Вот он, приют их детства и отрочества. Когда единственной отрадой было несчастное караоке, книги, да походы в музеи столицы…
Всё так же обнесён пятиметровым бетонным забором с сигнальной проводкой по верхней кромке. Чтоб уж никто не отлынивал от учёбы, пустившись в бега по полям и горам. Лесов-то на планете почти не осталось: всё свели под «особую северную»… Впрочем, всё равно пытавшихся сделать это беглецов очень легко отслеживали по пеленгу чипов-удостоверений личности в запястьях.
Ленайна однажды и сама… Отметилась.
Три дня карцера и голодовки прояснили ей только то, что пока чип – в ней, спрятаться нереально.

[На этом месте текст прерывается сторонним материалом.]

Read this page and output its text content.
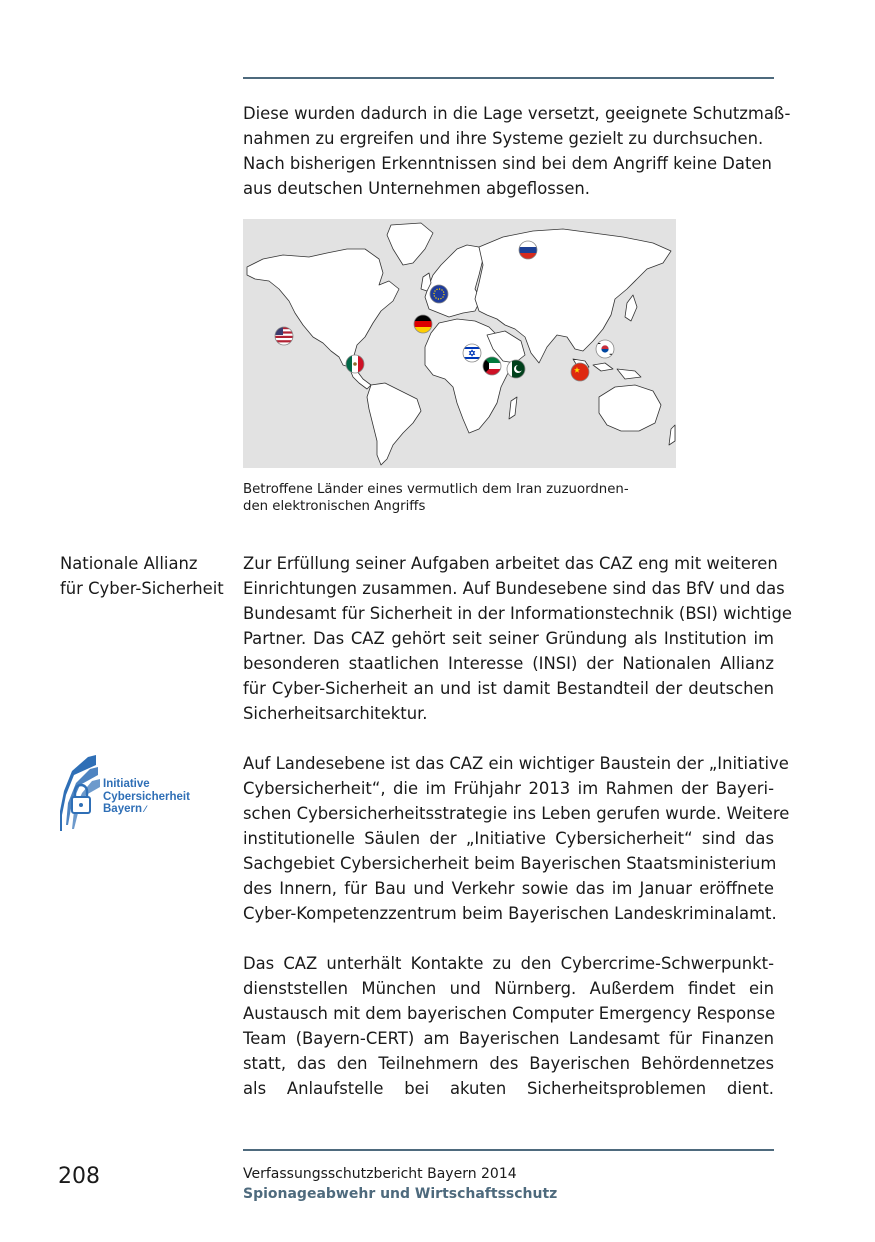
Diese wurden dadurch in die Lage versetzt, geeignete Schutzmaß-
nahmen zu ergreifen und ihre Systeme gezielt zu durchsuchen.
Nach bisherigen Erkenntnissen sind bei dem Angriff keine Daten
aus deutschen Unternehmen abgeflossen.

Betroffene Länder eines vermutlich dem Iran zuzuordnen-
den elektronischen Angriffs

Nationale Allianz
für Cyber-Sicherheit

Zur Erfüllung seiner Aufgaben arbeitet das CAZ eng mit weiteren
Einrichtungen zusammen. Auf Bundesebene sind das BfV und das
Bundesamt für Sicherheit in der Informationstechnik (BSI) wichtige
Partner. Das CAZ gehört seit seiner Gründung als Institution im
besonderen staatlichen Interesse (INSI) der Nationalen Allianz
für Cyber-Sicherheit an und ist damit Bestandteil der deutschen
Sicherheitsarchitektur.

Initiative
Cybersicherheit
Bayern ⁄

Auf Landesebene ist das CAZ ein wichtiger Baustein der „Initiative
Cybersicherheit“, die im Frühjahr 2013 im Rahmen der Bayeri-
schen Cybersicherheitsstrategie ins Leben gerufen wurde. Weitere
institutionelle Säulen der „Initiative Cybersicherheit“ sind das
Sachgebiet Cybersicherheit beim Bayerischen Staatsministerium
des Innern, für Bau und Verkehr sowie das im Januar eröffnete
Cyber-Kompetenzzentrum beim Bayerischen Landeskriminalamt.

Das CAZ unterhält Kontakte zu den Cybercrime-Schwerpunkt-
dienststellen München und Nürnberg. Außerdem findet ein
Austausch mit dem bayerischen Computer Emergency Response
Team (Bayern-CERT) am Bayerischen Landesamt für Finanzen
statt, das den Teilnehmern des Bayerischen Behördennetzes
als Anlaufstelle bei akuten Sicherheitsproblemen dient.

208	Verfassungsschutzbericht Bayern 2014
Spionageabwehr und Wirtschaftsschutz
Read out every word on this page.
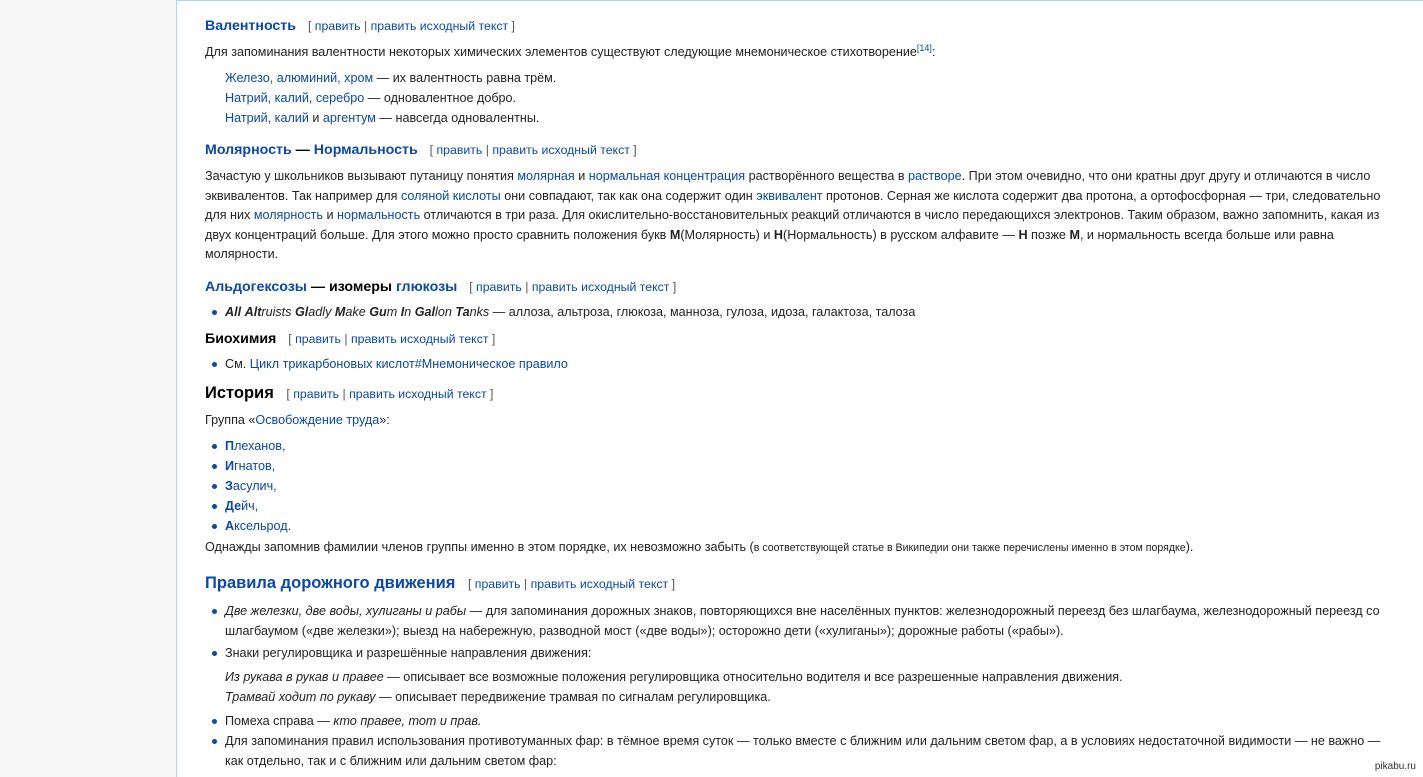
Валентность [ править | править исходный текст ]

Для запоминания валентности некоторых химических элементов существуют следующие мнемоническое стихотворение[14]:

Железо, алюминий, хром — их валентность равна трём.
Натрий, калий, серебро — одновалентное добро.
Натрий, калий и аргентум — навсегда одновалентны.
Молярность — Нормальность [ править | править исходный текст ]

Зачастую у школьников вызывают путаницу понятия молярная и нормальная концентрация растворённого вещества в растворе. При этом очевидно, что они кратны друг другу и отличаются в число эквивалентов. Так например для соляной кислоты они совпадают, так как она содержит один эквивалент протонов. Серная же кислота содержит два протона, а ортофосфорная — три, следовательно для них молярность и нормальность отличаются в три раза. Для окислительно-восстановительных реакций отличаются в число передающихся электронов. Таким образом, важно запомнить, какая из двух концентраций больше. Для этого можно просто сравнить положения букв М(Молярность) и Н(Нормальность) в русском алфавите — Н позже М, и нормальность всегда больше или равна молярности.

Альдогексозы — изомеры глюкозы [ править | править исходный текст ]
All Altruists Gladly Make Gum In Gallon Tanks — аллоза, альтроза, глюкоза, манноза, гулоза, идоза, галактоза, талоза
Биохимия [ править | править исходный текст ]
См. Цикл трикарбоновых кислот#Мнемоническое правило
История [ править | править исходный текст ]

Группа «Освобождение труда»:

Плеханов,
Игнатов,
Засулич,
Дейч,
Аксельрод.

Однажды запомнив фамилии членов группы именно в этом порядке, их невозможно забыть (в соответствующей статье в Википедии они также перечислены именно в этом порядке).

Правила дорожного движения [ править | править исходный текст ]
Две железки, две воды, хулиганы и рабы — для запоминания дорожных знаков, повторяющихся вне населённых пунктов: железнодорожный переезд без шлагбаума, железнодорожный переезд со шлагбаумом («две железки»); выезд на набережную, разводной мост («две воды»); осторожно дети («хулиганы»); дорожные работы («рабы»).
Знаки регулировщика и разрешённые направления движения:
Из рукава в рукав и правее — описывает все возможные положения регулировщика относительно водителя и все разрешенные направления движения.
Трамвай ходит по рукаву — описывает передвижение трамвая по сигналам регулировщика.
Помеха справа — кто правее, тот и прав.
Для запоминания правил использования противотуманных фар: в тёмное время суток — только вместе с ближним или дальним светом фар, а в условиях недостаточной видимости — не важно — как отдельно, так и с ближним или дальним светом фар:	pikabu.ru
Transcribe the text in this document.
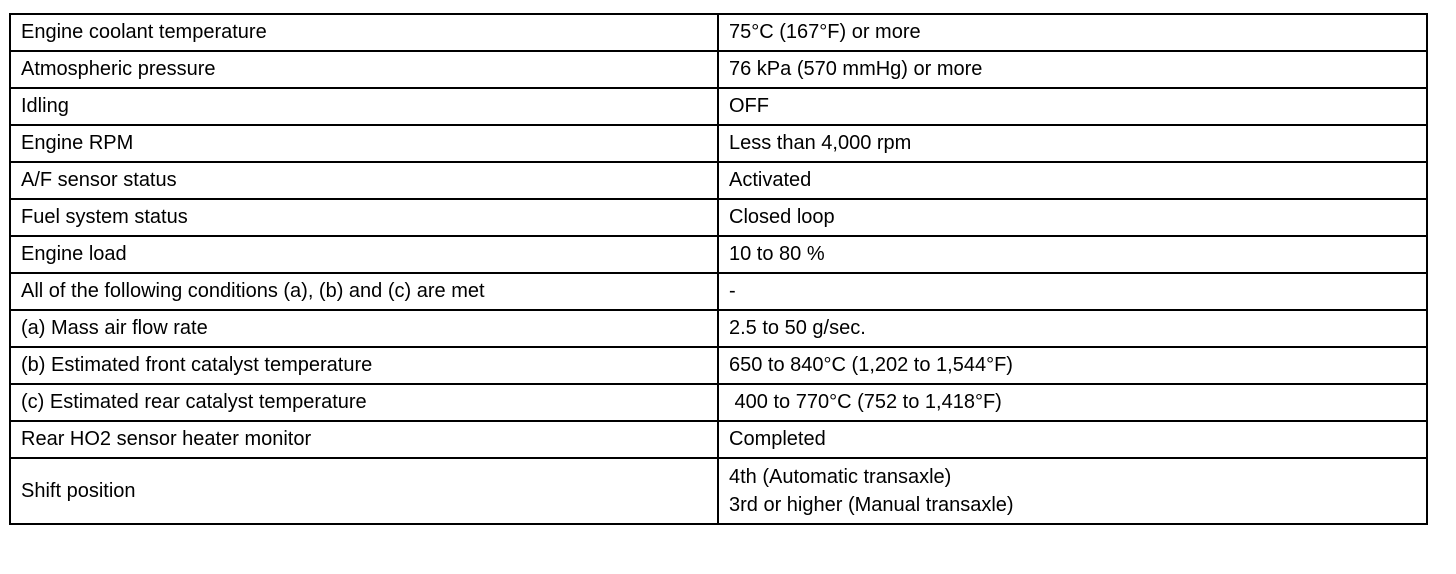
Engine coolant temperature	75°C (167°F) or more
Atmospheric pressure	76 kPa (570 mmHg) or more
Idling	OFF
Engine RPM	Less than 4,000 rpm
A/F sensor status	Activated
Fuel system status	Closed loop
Engine load	10 to 80 %
All of the following conditions (a), (b) and (c) are met	-
(a) Mass air flow rate	2.5 to 50 g/sec.
(b) Estimated front catalyst temperature	650 to 840°C (1,202 to 1,544°F)
(c) Estimated rear catalyst temperature	400 to 770°C (752 to 1,418°F)
Rear HO2 sensor heater monitor	Completed
Shift position	4th (Automatic transaxle)
3rd or higher (Manual transaxle)
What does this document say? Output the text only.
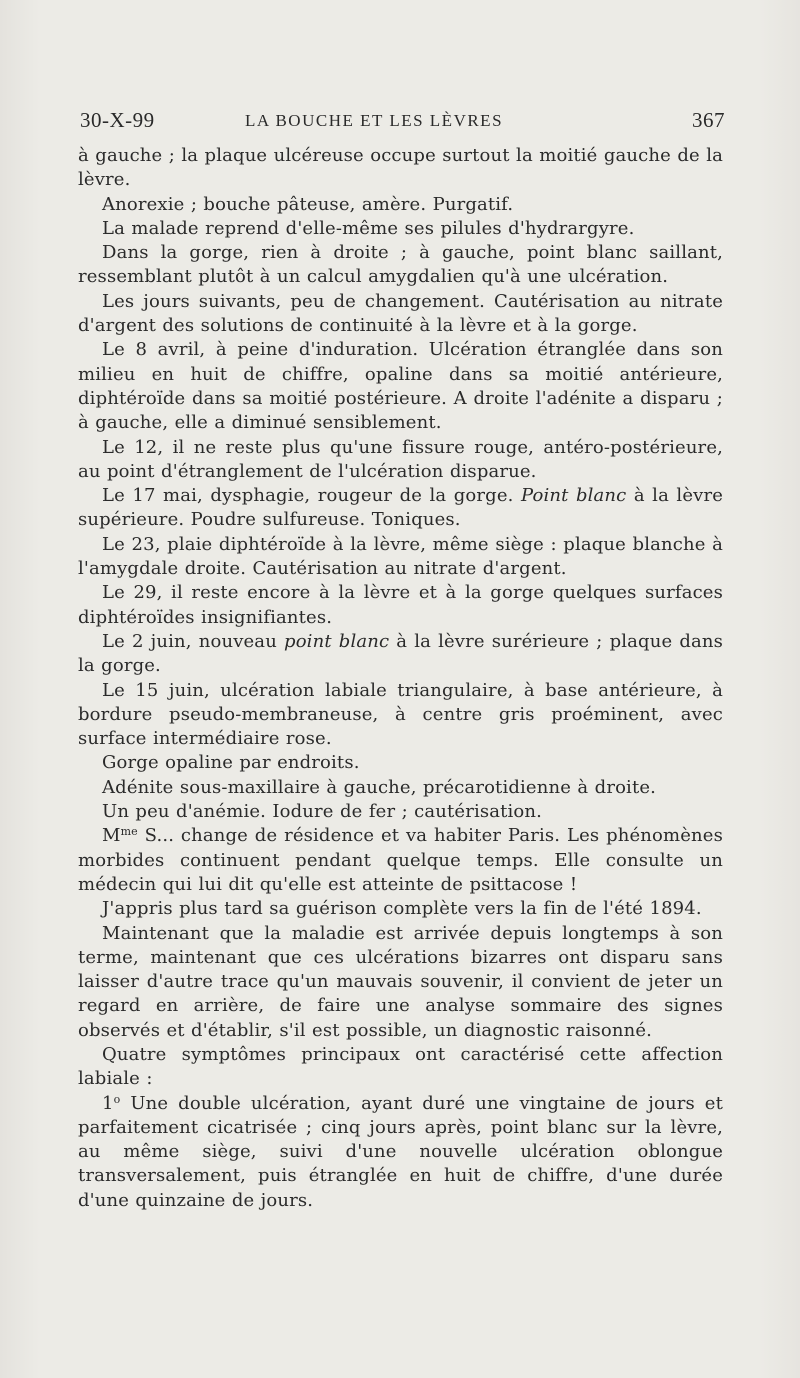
30-X-99	LA BOUCHE ET LES LÈVRES	367

à gauche ; la plaque ulcéreuse occupe surtout la moitié gauche de la lèvre.

Anorexie ; bouche pâteuse, amère. Purgatif.

La malade reprend d'elle-même ses pilules d'hydrargyre.

Dans la gorge, rien à droite ; à gauche, point blanc saillant, ressemblant plutôt à un calcul amygdalien qu'à une ulcération.

Les jours suivants, peu de changement. Cautérisation au nitrate d'argent des solutions de continuité à la lèvre et à la gorge.

Le 8 avril, à peine d'induration. Ulcération étranglée dans son milieu en huit de chiffre, opaline dans sa moitié antérieure, diphtéroïde dans sa moitié postérieure. A droite l'adénite a disparu ; à gauche, elle a diminué sensiblement.

Le 12, il ne reste plus qu'une fissure rouge, antéro-postérieure, au point d'étranglement de l'ulcération disparue.

Le 17 mai, dysphagie, rougeur de la gorge. Point blanc à la lèvre supérieure. Poudre sulfureuse. Toniques.

Le 23, plaie diphtéroïde à la lèvre, même siège : plaque blanche à l'amygdale droite. Cautérisation au nitrate d'argent.

Le 29, il reste encore à la lèvre et à la gorge quelques surfaces diphtéroïdes insignifiantes.

Le 2 juin, nouveau point blanc à la lèvre surérieure ; plaque dans la gorge.

Le 15 juin, ulcération labiale triangulaire, à base antérieure, à bordure pseudo-membraneuse, à centre gris proéminent, avec surface intermédiaire rose.

Gorge opaline par endroits.

Adénite sous-maxillaire à gauche, précarotidienne à droite.

Un peu d'anémie. Iodure de fer ; cautérisation.

$M^{me}$ S... change de résidence et va habiter Paris. Les phénomènes morbides continuent pendant quelque temps. Elle consulte un médecin qui lui dit qu'elle est atteinte de psittacose !

J'appris plus tard sa guérison complète vers la fin de l'été 1894.

Maintenant que la maladie est arrivée depuis longtemps à son terme, maintenant que ces ulcérations bizarres ont disparu sans laisser d'autre trace qu'un mauvais souvenir, il convient de jeter un regard en arrière, de faire une analyse sommaire des signes observés et d'établir, s'il est possible, un diagnostic raisonné.

Quatre symptômes principaux ont caractérisé cette affection labiale :

1$^o$ Une double ulcération, ayant duré une vingtaine de jours et parfaitement cicatrisée ; cinq jours après, point blanc sur la lèvre, au même siège, suivi d'une nouvelle ulcération oblongue transversalement, puis étranglée en huit de chiffre, d'une durée d'une quinzaine de jours.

А выковырять его – рудники!..
Охрана на входе в виде трёх старушек пыталась что-то спросить, и втулить им, что «посторонним вход категорически…». Ленайна, тряхнув орденами на груди – вот как чуяла, что пригодится парадная форма со всеми регалиями! – гаркнула, выставив запястье:
– Сканнер сюда! Живо, не то – всю оставшуюся жизнь будете разгребать дерьмо в Центральном городском коллекторе!..
Их, разумеется, впустили.
Особый Статус экипажей танков позволял проделывать и не такое, и влезать туда, куда обычным, и даже управляющим, не то, что – работникам, но и офицерам Флота, иногда ходу не было.
Ленайна повела своё воинство сразу в Зал Собраний.
Боже. Ничего не изменилось. Унылые стены – до половины цвета хаки, выше – грязно-жёлтые. Белённые потолки. Казённо-зелёная трибуна. Жёсткие, истёртые тысячей задов до вмятин-впадин, сиденья скамей… Позади подмостков – скромный полевой алтарь. Ну правильно: не строить же здесь для воспитанниц специальную церковь!..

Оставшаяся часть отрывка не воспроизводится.